On Saturday, Rod Stewart gave a performance that reminded you he is simply peerless. It was, according to the ticket, Rod in the round. Not the lad himself, you understand - he is anything but rotund in the midriff area. The reference was to his stage. He became the first performer to play in the middle of the pitch at the stadium, instead of occupying one end. As a concept it worked so well, you had to wonder why no one had thought of it before.

For a start it meant that chairs could be placed on the pitch, ringing the stage like this was a prize fight (a theme picked up by the announcer who introduced Rod with a "Please welcome the heavyweight champion of rock and roll"). Rod fans are now of an age where they do not wish to engage in the unedifying scrum at the front that generally characterises stadium gigs, and this meant they could get close to him without getting too intimate with each other. Not that anyone was actually using the chairs. The rain saw to that, soaking the expensive seats for hours beforehand and leaving those at pitch level with a difficult sartorial decision: get wet or wear one of those condom Pacamacs as modelled by Prince Charles at Pavarotti in the Park. Most got wet.
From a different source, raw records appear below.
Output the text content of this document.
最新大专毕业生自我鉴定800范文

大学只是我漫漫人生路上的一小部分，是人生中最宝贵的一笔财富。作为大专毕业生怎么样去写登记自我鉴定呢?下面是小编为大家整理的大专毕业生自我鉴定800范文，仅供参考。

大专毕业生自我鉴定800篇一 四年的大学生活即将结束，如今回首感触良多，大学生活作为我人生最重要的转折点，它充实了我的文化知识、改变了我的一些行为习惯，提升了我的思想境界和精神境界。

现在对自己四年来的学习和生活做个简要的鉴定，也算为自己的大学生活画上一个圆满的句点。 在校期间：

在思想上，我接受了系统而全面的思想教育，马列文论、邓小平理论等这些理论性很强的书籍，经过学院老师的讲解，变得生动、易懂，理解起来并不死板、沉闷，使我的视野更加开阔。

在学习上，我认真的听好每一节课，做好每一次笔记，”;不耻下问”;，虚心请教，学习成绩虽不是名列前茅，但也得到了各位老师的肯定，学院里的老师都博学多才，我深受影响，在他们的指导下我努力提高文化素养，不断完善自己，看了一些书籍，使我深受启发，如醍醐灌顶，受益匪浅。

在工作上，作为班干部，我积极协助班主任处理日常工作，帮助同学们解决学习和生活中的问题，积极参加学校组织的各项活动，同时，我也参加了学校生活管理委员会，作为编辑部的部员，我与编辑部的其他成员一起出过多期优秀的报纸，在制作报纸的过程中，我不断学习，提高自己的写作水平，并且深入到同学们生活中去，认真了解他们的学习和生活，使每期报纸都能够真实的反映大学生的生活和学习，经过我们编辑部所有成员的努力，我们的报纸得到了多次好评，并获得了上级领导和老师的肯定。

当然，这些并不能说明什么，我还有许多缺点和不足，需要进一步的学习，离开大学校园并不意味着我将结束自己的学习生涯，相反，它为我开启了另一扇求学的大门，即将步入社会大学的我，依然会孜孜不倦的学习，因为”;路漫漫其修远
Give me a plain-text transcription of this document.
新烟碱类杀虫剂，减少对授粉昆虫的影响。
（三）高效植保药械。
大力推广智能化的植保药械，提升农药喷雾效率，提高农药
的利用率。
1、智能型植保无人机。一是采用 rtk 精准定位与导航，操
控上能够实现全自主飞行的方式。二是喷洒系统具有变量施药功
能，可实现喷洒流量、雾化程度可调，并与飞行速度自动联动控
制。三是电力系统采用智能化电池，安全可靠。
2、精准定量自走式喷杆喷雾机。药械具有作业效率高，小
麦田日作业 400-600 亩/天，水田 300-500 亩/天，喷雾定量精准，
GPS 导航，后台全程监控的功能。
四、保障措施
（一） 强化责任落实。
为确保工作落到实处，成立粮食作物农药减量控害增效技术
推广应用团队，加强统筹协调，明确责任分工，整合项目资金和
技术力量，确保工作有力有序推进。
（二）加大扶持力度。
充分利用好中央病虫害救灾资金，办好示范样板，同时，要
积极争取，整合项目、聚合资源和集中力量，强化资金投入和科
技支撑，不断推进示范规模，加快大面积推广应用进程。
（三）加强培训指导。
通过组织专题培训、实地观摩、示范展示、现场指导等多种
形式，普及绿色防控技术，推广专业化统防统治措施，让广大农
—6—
Probably the best thing to take the mind off a ghastly June night, though, is Rod. Like an Indiana Jones movie, there are no superfluous preliminaries at one of his shows, you are plunged straight into the action: the first number was "Maggie May". From there, he careered along through more than two hours of shameless hedonism. It was a greatest hits juke-box - "Do You Think I'm Sexy", "You Wear It Well", "Baby Jane" - delivering precisely what an audience which had grown old and comfortable needed to remind them they were once youthfully carefree. As carefree, indeed, as Rod, against all available medical orthodoxy, appears to remain.

"Blimey," he said at one point, catching sight of his audience middle- aged spreading out before him. "Good night to do a burglary in Essex. Everyone's here." As he circumnavigated the stage at speed, ensuring everyone round the stadium got a glimpse of those hot legs, snapshots of old Rod would appear on the video screens above his head. There seemed to be little to distinguish him from 20 years ago - it was still all hair and tartan, gravel voice, Sam Cooke phrasing and mike-stand rotation. There was, too, a physical reminder of that time on stage. Ian McClagen was playing the piano, or as Rod succinctly put it: "McClagen there on the Joanna of a Sat'dee nigh'."

As there always have been, too, there were the footballs to dispatch crowdwards at the finale: the big punts, the little chips, a header into the video monitor. When the balls splatted into the sodden crowd, it sent women scrabbling for souvenirs like their daughters at an East 17 show.

Plus, as always, there was the conclusion: "Sailing", a song grown so tarnished through over-familiarity, only Rod has the nerve to try it. And get away with it. "I am sailing, I am sailing," he sang to the swaying stands, "through the dark clouds far away." At which point, by coincidence, it stopped raining, the dark clouds above Wembley at last dissipating. Having experienced Rod's powers of radiation, it probably wasn't a coincidence.